Since the French case, the European Commission and the UK Competition and Markets Authority (CMA) have both begun to investigate Google’s behavior in ad technology.

Damien Geradin of Geradin Partners said: “Publishers, including local and national news media that play a vital role in our society, have long been harmed by Google’s anti-competitive behavior.

“It’s time for Google to take responsibility and repay the damage it has caused to this important industry.

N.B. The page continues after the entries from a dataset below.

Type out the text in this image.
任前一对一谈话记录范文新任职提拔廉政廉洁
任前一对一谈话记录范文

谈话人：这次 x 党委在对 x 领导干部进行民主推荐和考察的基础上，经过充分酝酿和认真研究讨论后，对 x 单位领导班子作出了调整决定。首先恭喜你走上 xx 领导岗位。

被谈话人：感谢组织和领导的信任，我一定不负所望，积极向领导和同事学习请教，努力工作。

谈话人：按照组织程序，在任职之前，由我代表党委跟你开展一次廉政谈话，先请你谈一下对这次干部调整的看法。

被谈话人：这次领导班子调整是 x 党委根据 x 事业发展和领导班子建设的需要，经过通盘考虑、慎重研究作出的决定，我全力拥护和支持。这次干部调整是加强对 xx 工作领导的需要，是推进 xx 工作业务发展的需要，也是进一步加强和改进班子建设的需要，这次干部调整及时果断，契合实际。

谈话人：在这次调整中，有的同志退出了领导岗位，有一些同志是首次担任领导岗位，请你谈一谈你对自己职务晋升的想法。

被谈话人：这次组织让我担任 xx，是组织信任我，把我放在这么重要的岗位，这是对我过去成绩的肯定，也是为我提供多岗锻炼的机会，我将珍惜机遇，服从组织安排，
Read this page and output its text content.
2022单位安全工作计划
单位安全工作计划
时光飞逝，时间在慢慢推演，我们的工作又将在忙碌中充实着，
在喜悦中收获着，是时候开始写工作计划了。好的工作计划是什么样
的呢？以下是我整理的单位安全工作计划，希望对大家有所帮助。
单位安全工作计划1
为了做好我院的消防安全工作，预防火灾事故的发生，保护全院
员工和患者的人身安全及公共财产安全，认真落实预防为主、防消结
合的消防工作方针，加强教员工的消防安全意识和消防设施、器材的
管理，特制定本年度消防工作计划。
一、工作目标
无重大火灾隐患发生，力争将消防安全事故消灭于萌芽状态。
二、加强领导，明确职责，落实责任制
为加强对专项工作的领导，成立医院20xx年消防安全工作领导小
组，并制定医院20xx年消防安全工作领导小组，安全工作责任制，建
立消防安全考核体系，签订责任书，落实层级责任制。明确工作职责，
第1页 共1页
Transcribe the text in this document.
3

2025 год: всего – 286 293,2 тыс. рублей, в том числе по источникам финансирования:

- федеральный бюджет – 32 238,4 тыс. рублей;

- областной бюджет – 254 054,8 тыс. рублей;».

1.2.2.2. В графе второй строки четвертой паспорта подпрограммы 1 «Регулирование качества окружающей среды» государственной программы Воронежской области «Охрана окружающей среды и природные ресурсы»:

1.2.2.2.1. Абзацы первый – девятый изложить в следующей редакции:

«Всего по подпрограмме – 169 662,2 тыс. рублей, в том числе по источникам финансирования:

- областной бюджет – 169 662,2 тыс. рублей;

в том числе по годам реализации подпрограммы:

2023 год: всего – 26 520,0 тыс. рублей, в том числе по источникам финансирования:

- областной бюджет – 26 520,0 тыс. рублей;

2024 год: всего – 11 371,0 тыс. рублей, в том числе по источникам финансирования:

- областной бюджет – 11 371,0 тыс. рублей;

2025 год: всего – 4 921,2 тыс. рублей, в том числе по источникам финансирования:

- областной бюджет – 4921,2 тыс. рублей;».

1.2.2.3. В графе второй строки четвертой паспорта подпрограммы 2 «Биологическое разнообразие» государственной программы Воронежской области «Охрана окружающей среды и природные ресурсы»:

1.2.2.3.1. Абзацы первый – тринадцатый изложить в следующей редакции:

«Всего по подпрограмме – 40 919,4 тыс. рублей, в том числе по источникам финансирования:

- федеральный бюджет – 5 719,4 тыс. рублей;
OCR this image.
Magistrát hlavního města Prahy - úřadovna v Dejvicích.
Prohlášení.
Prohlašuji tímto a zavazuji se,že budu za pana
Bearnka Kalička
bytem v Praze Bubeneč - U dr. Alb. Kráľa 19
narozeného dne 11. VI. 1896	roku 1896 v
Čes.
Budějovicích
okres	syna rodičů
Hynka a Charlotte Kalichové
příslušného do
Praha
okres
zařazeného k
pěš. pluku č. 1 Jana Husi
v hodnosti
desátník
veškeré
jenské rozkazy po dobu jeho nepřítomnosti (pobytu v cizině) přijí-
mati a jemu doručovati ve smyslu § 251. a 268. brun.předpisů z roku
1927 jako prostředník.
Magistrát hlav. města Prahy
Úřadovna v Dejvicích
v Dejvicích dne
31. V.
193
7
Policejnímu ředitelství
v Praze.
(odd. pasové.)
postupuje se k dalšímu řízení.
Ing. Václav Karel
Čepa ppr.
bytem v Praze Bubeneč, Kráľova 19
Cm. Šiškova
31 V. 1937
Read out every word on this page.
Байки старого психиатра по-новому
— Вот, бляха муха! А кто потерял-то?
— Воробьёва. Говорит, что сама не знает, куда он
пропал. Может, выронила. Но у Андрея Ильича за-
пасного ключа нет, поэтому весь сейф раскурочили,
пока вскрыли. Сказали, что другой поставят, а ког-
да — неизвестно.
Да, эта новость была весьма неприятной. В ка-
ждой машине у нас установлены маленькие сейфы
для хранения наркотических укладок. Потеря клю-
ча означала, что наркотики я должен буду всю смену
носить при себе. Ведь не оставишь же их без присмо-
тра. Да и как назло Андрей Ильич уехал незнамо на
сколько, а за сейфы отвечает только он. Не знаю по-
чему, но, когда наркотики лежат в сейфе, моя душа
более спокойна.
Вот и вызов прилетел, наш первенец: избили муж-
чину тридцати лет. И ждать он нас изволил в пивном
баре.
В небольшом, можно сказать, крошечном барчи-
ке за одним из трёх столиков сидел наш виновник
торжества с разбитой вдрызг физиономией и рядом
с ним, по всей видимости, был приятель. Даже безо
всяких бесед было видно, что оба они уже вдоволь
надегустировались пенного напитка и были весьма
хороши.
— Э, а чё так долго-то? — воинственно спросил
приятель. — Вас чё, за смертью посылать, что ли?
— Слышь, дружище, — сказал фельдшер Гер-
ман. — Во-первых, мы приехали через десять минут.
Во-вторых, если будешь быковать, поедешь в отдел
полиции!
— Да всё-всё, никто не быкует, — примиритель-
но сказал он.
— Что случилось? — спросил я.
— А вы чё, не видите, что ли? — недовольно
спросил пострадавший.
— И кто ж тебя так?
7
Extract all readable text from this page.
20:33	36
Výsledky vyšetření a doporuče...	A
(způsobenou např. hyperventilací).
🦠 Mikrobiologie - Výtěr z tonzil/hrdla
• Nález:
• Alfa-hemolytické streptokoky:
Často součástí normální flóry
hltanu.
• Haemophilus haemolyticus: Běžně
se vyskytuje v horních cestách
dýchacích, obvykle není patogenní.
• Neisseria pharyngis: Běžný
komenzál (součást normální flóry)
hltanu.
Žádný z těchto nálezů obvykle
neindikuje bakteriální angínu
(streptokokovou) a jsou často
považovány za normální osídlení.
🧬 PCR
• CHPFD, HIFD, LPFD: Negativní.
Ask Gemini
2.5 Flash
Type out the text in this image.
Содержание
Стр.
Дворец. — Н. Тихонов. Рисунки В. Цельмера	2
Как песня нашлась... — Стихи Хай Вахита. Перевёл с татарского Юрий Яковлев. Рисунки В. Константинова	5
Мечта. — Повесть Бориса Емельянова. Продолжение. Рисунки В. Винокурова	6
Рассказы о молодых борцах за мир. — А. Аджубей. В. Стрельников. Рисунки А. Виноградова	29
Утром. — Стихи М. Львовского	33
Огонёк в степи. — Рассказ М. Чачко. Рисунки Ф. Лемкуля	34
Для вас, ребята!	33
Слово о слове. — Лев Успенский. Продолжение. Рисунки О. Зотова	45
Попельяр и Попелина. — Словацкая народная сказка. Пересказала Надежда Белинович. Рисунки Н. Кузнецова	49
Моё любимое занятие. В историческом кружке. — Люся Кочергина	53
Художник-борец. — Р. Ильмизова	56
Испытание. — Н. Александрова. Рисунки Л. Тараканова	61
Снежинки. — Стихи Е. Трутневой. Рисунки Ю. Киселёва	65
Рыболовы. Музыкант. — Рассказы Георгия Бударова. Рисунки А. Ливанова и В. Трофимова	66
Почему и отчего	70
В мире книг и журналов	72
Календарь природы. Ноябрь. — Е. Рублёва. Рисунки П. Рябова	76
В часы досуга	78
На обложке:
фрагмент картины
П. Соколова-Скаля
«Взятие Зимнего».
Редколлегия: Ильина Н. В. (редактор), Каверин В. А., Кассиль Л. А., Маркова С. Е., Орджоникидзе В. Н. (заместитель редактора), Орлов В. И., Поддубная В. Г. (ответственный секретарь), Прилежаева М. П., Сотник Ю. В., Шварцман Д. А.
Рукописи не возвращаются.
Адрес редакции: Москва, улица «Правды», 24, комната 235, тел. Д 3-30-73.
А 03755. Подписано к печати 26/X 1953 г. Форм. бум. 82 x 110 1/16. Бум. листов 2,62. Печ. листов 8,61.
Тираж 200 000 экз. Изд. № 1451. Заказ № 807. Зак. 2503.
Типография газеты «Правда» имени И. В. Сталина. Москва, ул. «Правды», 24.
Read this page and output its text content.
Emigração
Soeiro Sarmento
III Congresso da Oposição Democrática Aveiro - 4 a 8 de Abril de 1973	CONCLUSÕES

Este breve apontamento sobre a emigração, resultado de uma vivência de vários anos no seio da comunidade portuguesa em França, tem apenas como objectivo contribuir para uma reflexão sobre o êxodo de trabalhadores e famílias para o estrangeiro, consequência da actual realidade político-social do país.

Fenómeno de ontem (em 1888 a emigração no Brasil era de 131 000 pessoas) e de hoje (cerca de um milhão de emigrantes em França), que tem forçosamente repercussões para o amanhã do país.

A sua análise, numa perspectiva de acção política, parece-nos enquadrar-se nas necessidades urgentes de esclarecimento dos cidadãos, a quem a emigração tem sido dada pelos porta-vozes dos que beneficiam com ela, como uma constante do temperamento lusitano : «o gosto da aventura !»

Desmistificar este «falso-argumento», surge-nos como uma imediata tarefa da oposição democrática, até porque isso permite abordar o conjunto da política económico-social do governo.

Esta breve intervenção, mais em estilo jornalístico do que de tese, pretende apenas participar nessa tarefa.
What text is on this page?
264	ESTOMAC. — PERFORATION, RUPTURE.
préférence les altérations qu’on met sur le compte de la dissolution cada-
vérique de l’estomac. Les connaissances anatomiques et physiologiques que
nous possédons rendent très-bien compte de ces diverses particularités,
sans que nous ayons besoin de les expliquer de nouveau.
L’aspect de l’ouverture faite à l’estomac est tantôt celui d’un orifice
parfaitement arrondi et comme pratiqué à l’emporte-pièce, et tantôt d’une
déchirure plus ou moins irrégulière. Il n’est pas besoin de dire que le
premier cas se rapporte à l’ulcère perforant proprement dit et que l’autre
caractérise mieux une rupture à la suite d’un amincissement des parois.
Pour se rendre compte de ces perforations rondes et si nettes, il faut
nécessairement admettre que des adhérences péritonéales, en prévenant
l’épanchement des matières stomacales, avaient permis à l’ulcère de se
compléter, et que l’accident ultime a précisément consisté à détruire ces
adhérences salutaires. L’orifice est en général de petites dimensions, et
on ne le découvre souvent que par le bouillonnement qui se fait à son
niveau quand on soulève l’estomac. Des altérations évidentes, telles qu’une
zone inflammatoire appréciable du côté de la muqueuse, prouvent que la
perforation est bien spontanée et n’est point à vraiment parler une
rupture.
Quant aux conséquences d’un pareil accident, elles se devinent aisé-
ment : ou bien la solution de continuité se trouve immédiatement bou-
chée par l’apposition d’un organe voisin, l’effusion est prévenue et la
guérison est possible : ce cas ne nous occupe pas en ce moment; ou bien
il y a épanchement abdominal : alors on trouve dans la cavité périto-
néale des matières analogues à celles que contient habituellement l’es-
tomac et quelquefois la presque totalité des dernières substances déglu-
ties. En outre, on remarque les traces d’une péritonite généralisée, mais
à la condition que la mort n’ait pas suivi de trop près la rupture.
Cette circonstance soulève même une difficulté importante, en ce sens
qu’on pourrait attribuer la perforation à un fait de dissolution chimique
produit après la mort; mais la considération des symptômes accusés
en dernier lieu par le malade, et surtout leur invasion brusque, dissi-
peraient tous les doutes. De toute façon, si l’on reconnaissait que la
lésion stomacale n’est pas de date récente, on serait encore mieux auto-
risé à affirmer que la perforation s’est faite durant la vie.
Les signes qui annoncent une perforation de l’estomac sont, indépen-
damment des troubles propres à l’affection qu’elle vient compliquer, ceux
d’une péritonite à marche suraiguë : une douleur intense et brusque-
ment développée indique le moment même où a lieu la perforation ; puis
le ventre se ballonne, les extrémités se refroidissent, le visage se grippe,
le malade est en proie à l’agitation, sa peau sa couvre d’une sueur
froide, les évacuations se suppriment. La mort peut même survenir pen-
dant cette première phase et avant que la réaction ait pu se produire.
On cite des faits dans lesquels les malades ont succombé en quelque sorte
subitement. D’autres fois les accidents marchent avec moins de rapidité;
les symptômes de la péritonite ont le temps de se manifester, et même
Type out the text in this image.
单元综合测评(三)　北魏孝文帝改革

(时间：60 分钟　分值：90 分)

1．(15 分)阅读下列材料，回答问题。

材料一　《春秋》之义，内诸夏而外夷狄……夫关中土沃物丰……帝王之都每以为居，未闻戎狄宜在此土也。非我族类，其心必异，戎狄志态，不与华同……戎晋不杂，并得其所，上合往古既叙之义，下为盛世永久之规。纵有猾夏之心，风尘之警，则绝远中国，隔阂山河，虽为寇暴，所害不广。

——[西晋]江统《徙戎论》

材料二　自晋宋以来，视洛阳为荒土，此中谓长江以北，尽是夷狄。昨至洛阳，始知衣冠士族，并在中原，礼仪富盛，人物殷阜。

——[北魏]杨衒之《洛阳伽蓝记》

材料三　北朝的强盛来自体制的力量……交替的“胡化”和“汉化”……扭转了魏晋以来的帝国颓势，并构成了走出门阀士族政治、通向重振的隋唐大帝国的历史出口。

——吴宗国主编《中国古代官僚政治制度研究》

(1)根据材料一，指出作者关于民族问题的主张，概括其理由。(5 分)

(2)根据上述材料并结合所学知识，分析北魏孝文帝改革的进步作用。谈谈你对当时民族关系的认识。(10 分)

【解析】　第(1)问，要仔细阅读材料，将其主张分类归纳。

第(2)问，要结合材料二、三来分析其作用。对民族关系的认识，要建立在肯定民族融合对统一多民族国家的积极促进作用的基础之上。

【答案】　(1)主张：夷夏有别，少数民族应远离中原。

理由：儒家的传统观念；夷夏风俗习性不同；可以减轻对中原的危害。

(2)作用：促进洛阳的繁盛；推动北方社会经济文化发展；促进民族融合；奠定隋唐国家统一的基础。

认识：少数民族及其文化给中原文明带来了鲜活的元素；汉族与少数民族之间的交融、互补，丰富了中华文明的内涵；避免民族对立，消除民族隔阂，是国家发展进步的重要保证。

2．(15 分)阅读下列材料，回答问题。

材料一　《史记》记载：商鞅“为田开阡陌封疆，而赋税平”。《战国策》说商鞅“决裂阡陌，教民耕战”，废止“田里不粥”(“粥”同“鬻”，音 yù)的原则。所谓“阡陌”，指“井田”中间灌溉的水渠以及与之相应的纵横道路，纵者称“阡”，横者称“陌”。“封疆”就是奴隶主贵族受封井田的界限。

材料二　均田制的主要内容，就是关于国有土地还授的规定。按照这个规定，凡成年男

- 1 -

That’s why today we’re announcing these actions in two jurisdictions to seek compensation for EU and UK publishers.

In the UK, the CMA said in May that its investigation would focus on ad tech intermediation, also known as the “ad tech stack.”

It is a set of services that facilitate the sale of online advertising space between sellers and buyers, and is estimated to be worth £1.8 billion a year based on 2019 data.

The AMC said that Google is in a strong position at different levels of this space – providing a wide range of services, including platforms where advertisers can buy ad space online; technology that automates the sale of advertising space; and ad inventory management for publishers, who decide which ads to display.

Governments around the world are stepping up regulation of American tech giants that have grown even more powerful during the pandemic.

Britain launched a new competition regime last year to prevent Google and Facebook from using their dominance to weed out small businesses and disadvantage customers.

The move created a dedicated Digital Markets Unit within the CMA, which will have the power to suspend, block and reverse decisions made by tech companies.

It can also impose financial penalties for non-compliance, with companies told they need to be more transparent about how they use consumer data.